Мы - нас было шесть - восемь человек, - молчаливо любуясь, смотрели в сторону далекой Африки, куда лежал наш путь. Капитан, куривший сигару, внезапно вернулся к разговору, происходившему во время обеда.

- Да, в этот день я натерпелся страха. Мой корабль шесть часов оставался под ударами моря на скале, вонзившейся в его чрево. К счастью, перед наступлением вечера мы были подобраны английским угольщиком, заметившим нас.

Тут в первый раз вступил в беседу высокий, опаленный загаром мужчина сурового вида, один из тех людей, которые, чувствуется, изъездили среди беспрестанных опасностей огромные неизведанные страны и чьи спокойные глаза словно хранят в своей глубине отблеск необычайных картин природы, виденных ими, - один из тех людей, которые кажутся закаленными храбрецами.
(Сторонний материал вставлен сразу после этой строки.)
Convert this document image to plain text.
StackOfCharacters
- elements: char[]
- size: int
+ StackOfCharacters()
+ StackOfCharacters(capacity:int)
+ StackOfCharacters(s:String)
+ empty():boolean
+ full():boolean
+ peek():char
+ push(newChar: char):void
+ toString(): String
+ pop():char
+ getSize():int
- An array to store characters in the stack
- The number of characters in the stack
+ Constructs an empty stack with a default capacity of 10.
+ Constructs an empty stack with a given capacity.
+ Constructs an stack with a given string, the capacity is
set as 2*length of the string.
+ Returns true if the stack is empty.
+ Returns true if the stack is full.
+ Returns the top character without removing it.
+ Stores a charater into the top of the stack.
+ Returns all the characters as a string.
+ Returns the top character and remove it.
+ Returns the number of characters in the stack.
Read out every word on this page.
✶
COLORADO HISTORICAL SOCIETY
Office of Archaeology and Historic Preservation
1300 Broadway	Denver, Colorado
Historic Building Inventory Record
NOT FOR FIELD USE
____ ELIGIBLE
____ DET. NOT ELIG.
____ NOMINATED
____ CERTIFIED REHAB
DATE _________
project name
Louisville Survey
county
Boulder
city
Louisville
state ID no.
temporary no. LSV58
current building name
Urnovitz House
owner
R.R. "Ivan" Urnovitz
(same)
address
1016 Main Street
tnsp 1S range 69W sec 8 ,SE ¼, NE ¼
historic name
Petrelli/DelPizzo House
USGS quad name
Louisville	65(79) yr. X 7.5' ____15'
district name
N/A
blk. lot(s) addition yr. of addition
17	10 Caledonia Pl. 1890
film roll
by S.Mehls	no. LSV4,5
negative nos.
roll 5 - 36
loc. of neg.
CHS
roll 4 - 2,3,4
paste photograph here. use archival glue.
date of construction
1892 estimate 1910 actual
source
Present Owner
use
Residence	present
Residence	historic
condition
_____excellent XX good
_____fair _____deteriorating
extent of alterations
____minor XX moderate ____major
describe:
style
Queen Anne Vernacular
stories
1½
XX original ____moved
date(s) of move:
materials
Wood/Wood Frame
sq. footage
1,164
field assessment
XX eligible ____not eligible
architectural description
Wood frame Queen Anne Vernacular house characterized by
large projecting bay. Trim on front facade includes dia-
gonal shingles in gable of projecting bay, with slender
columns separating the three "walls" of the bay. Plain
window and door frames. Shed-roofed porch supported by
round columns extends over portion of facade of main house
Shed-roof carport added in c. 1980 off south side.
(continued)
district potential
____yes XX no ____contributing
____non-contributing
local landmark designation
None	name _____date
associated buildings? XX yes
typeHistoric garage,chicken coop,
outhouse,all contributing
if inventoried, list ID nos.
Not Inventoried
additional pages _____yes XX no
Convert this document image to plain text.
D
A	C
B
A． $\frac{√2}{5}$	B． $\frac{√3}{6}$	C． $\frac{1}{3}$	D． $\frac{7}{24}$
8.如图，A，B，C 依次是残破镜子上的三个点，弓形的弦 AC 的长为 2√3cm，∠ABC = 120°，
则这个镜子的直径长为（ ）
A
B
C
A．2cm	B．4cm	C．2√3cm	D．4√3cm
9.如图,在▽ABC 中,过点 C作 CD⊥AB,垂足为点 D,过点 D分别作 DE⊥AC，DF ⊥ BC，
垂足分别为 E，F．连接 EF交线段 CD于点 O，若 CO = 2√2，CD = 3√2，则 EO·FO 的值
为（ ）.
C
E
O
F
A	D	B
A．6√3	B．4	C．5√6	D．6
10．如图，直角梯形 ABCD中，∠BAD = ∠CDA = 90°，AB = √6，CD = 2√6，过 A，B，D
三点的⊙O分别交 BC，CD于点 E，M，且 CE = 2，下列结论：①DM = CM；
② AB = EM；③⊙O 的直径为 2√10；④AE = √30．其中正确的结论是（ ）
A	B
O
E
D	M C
- Вы говорите, капитан, что натерпелись страха; я этому не верю. Вы ошибаетесь в определении и в испытанном вами чувстве. Энергичный человек никогда не испытывает страха перед лицом неминуемой опасности. Он бывает взволнован, возбужден, встревожен, но страх - нечто совсем другое.

Капитан отвечал, смеясь:

- Черт возьми! Могу вас все-таки уверить, что я натерпелся именно страха.

Тогда человек с бронзовым лицом медленно возразил:

- Позвольте мне объясниться! Страх (а испытывать страх могут и самые храбрые люди) - это нечто чудовищное, это какой-то распад души, какая-то дикая судорога мысли и сердца, одно воспоминание о которой внушает тоскливый трепет. Но если человек храбр, он не испытывает этого чувства ни перед нападением, ни перед неминуемой смертью, ни перед любой известной нам опасностью; это чувство возникает скорее среди необыкновенной обстановки, под действием некоторых таинственных влияний, перед лицом смутной, неопределенной угрозы. Настоящий страх есть как бы воспоминание призрачных ужасов отдаленного прошлого. Человек, который верит в привидения и вообразит ночью перед собой призрак, должен испытывать страх во всей его безграничной кошмарной чудовищности.

Я узнал страх среди бела дня лет десять тому назад. И я пережил его вновь прошлой зимой, в одну из декабрьских ночей.